Réalisation et scénario : John Ford
Date : 1962 / USA
Durée :123 mn
Acteurs principaux :
John Wayne (Tom Doniphon)
James Stewart (Ransom Stoddard)
Vera Miles (Hallie Erickson - Stoddard)
Lee Marvin (Liberty Valance)
Edmond O’Brian (Dutton Peabody)
Andy Devine (Marshall Link Appleyard)
Jeanette Nolan (Nora Ericson)
John Qualen (Peter Erikson)
A/SA/HA
Mots-clés : violence – loi – légende – Illusion– civilisation
- Un sénateur aux temps argentées, Ransom Stoddard, et sa distinguée épouse, Hallie, descendent du train à Shinbone, une petite bourgade perdue de l’Ouest des Etats-Unis. Ils vont rendre hommage à un obscur cowboy dont le cercueil de planches, en attente de mise en terre, jouxte une vieille diligence couverte de poussière. Le journaliste local, averti, exige des explications de la part du Sénateur. Après un temps d’hésitation, le Sénateur raconte l’histoire de Tom Doniphon…
Ce western, l’avant-dernier dans la carrière de John Ford, tourné en noir et blanc, avec des scènes de nuit prédominantes, est lourd de mélancolie et d’amertume. L’Ouest, dépeint avec une virtuosité inégalée par Ford, s’efface devant le Nouveau Monde. Le cheval a été remplacé par le train, les colts par la Loi. L’aventure par le progrès. La fin d’un Monde.
Ce film ne se raconte pas. Il est fait pour être vu et revu… y compris sous l’angle de la problématique alcoolique.
Illusions et réalités
Ford a été de tous les réalisateurs celui qui a su construire la légende de la naissance des Etats-Unis, en évitant les stéréotypes propres à un genre, tant les personnages, les anecdotes et les histoires rapportées semblent uniques et vraies.

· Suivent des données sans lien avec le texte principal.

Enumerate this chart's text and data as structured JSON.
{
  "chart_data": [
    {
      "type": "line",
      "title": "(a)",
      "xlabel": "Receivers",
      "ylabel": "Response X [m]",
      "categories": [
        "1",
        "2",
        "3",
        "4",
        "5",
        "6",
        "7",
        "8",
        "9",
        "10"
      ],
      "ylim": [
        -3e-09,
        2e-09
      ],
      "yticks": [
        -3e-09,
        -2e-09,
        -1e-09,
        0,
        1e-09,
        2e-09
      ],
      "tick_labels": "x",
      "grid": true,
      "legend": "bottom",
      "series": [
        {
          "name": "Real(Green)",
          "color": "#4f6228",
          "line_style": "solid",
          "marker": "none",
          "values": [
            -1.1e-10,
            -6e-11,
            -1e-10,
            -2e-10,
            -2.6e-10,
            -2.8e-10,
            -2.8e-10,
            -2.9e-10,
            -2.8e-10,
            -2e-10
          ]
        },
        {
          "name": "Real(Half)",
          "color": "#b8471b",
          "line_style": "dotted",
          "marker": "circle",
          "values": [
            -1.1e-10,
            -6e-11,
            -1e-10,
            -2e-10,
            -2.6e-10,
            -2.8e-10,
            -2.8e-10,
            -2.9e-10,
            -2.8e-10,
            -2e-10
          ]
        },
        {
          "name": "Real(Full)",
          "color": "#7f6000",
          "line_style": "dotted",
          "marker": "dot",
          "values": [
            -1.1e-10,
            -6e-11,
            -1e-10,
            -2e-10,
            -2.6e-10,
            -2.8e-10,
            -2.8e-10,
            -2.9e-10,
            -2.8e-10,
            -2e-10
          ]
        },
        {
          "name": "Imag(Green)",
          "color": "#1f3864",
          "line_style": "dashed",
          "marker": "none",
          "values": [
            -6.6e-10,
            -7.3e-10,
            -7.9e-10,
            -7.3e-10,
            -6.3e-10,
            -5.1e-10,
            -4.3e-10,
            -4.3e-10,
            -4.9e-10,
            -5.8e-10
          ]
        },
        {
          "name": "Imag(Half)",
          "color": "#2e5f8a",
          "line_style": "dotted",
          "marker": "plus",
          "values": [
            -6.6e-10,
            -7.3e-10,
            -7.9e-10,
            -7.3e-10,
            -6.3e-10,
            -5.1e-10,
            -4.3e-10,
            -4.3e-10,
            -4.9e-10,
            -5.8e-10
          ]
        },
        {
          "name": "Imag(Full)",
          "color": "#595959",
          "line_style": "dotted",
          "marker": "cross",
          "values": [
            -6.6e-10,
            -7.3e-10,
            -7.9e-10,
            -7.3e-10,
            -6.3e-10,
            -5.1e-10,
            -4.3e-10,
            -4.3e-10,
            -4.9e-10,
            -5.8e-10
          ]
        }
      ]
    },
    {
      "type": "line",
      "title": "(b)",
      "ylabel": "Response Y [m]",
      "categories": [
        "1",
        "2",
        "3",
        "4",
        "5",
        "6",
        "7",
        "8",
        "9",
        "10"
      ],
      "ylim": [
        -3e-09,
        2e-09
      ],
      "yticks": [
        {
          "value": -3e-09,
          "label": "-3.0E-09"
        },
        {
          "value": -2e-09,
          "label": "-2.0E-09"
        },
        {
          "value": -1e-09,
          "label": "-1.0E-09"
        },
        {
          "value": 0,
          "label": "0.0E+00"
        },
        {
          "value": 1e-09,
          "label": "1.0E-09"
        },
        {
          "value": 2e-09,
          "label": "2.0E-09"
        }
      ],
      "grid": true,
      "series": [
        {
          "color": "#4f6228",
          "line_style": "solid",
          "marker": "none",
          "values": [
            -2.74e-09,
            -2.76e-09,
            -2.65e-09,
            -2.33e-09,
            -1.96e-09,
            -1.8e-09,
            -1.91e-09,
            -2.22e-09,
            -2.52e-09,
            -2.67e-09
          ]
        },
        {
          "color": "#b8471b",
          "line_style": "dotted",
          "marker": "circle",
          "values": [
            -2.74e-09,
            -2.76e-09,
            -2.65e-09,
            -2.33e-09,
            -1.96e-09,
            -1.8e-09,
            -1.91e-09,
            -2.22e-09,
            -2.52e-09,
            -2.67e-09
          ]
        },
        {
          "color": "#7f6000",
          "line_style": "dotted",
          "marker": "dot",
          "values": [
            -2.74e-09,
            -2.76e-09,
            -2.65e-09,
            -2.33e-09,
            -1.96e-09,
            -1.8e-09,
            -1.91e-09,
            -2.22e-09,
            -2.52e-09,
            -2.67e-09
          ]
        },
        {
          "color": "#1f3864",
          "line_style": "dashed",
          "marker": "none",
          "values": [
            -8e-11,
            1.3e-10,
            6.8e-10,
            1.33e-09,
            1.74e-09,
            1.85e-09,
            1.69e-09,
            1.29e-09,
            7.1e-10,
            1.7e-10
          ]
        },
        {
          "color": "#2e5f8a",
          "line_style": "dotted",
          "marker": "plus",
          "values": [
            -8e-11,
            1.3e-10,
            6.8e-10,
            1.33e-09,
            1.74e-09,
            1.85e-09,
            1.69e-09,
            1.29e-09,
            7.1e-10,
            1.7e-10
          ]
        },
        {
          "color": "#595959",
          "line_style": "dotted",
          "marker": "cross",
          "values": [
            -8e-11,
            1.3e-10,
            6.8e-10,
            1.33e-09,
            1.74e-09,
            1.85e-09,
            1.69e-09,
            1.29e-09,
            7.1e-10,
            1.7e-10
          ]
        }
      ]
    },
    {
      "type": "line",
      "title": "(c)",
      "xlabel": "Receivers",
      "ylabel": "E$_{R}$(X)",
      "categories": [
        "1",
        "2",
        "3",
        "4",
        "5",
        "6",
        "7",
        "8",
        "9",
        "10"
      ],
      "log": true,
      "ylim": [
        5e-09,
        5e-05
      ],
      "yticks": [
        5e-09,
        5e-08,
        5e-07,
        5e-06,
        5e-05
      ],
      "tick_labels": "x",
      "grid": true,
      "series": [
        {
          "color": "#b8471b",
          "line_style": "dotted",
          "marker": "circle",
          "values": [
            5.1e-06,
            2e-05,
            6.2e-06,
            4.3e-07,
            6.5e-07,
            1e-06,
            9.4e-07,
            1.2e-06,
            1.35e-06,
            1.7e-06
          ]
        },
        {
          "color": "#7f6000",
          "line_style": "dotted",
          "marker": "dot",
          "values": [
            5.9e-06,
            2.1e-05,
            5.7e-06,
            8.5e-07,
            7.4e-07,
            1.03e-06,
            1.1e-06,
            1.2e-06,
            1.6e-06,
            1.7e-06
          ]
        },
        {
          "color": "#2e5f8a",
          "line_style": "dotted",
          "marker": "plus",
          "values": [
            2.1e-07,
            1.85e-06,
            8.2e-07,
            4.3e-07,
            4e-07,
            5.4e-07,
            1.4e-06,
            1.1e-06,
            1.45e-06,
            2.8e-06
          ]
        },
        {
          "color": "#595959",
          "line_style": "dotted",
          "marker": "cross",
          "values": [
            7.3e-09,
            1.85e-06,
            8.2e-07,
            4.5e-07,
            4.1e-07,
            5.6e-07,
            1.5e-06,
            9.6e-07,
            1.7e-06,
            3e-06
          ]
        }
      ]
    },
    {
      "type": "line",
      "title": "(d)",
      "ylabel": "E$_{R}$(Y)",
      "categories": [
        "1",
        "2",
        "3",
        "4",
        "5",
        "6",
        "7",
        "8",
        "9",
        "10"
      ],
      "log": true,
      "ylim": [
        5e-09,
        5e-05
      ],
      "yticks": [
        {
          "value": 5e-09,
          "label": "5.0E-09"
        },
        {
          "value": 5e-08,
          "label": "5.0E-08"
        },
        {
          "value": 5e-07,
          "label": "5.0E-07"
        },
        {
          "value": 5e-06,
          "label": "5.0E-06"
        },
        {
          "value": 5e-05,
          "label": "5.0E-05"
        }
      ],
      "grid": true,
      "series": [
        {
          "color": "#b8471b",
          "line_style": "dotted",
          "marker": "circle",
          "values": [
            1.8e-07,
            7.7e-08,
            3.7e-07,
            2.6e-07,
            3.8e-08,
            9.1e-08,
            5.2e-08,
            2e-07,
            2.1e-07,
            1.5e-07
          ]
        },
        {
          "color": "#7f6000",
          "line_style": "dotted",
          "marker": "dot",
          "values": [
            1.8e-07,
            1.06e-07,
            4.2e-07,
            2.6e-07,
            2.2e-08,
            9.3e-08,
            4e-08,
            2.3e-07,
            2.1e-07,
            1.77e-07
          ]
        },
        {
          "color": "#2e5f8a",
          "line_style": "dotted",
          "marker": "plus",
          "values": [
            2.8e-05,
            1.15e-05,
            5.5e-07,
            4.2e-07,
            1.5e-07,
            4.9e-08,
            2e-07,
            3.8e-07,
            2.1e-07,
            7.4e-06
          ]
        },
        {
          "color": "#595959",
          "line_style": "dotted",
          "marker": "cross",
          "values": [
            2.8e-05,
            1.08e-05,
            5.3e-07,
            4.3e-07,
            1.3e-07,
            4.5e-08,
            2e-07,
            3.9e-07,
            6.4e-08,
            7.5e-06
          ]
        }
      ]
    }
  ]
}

Il a donné une mémoire au peuple américain comme un Franck Capra a réussi à dessiner le portrait mythique de la Démocratie américaine. Ses films font partie des références symboliques des Temps Modernes, au-delà des frontières états-uniennes. Le récit en flashback et le cadrage des scènes atteignent une perfection peu égalée.
La carrière du Sénateur Ransom Stoddard repose sur une illusion et une imposture. Le vrai héros de l’histoire est Tom Doniphon le cow-boy amoureux d’Hallie, la fille des aubergistes. Tom choisit de s’effacer quand il comprend que le cœur de celle qu’il aime préfère l’avocat cultivé et non violent. Il incarnait la loi de l’Ouest où chaque homme se fait respecter par l’usage approprié de son revolver. Ransom est celui qui va fait valoir un ordre fondé sur le Droit. Le Shérif, en contraste, est un simplet, peureux et bâfreur qui ne rêve que de steaks géants et de pommes de terre frites. Il illustre tout, sauf l’autorité et la sécurité. L’illusion est aussi très présente dans la problématique alcoolique. Le buveur attribue à l’alcool toutes sortes de vertus alors qu’à l’époque de la dépendance, la seule force que l’alcool incarne se situe dans la violence que Valance exerce sur des individus sans défense, particulièrement dans son cercle familial. L’imposture est également une réalité quand l’alcool impose sa loi le soir ou en fin de semaine, l’image donnée ayant alors souvent peu à voir avec l’image sociale. L’alcoolisation vis à vis des proches est aussi une violence, même en l’absence de violences caractérisées.
L’histoire fait la part belle à la force civilisatrice de l’éducation. Le jeune avocat se charge d’éduquer les habitants et en premier lieu celle qui deviendra sa femme. L’école est un lieu de rassemblement qui autorise tous les mélanges. Le soin gagne à s’appuyer sur la connaissance de la problématique alcoolique. A noter qu’à l’époque de l’histoire, le journalisme exigeait du courage. À celle du récit, le silence peut remplacer l’information dérangeante.
Le cow-boy Doniphon sait parler aux hommes, avec sa stature et son habileté au revolver, alors que Tom ne sait pas faire mieux qu’offrir un nénuphar à sa dame de cœur. Son histoire montre que la parole est nécessaire à l’expression des sentiments. Son effacement lors du duel est l’aveu désespéré de son échec amoureux. Nous retiendrons la force de la parole quand elle prolonge et exprime des sentiments vrais.
Enfin, le film montre que la légende est une nécessité pour valoriser un collectif et donner à une histoire la dimension d’une aventure. L’alcoologie humaniste se nourrit de belles histoires, même si elle peut connaître le sort de l’Ouest lointain, face à la e-addictologie.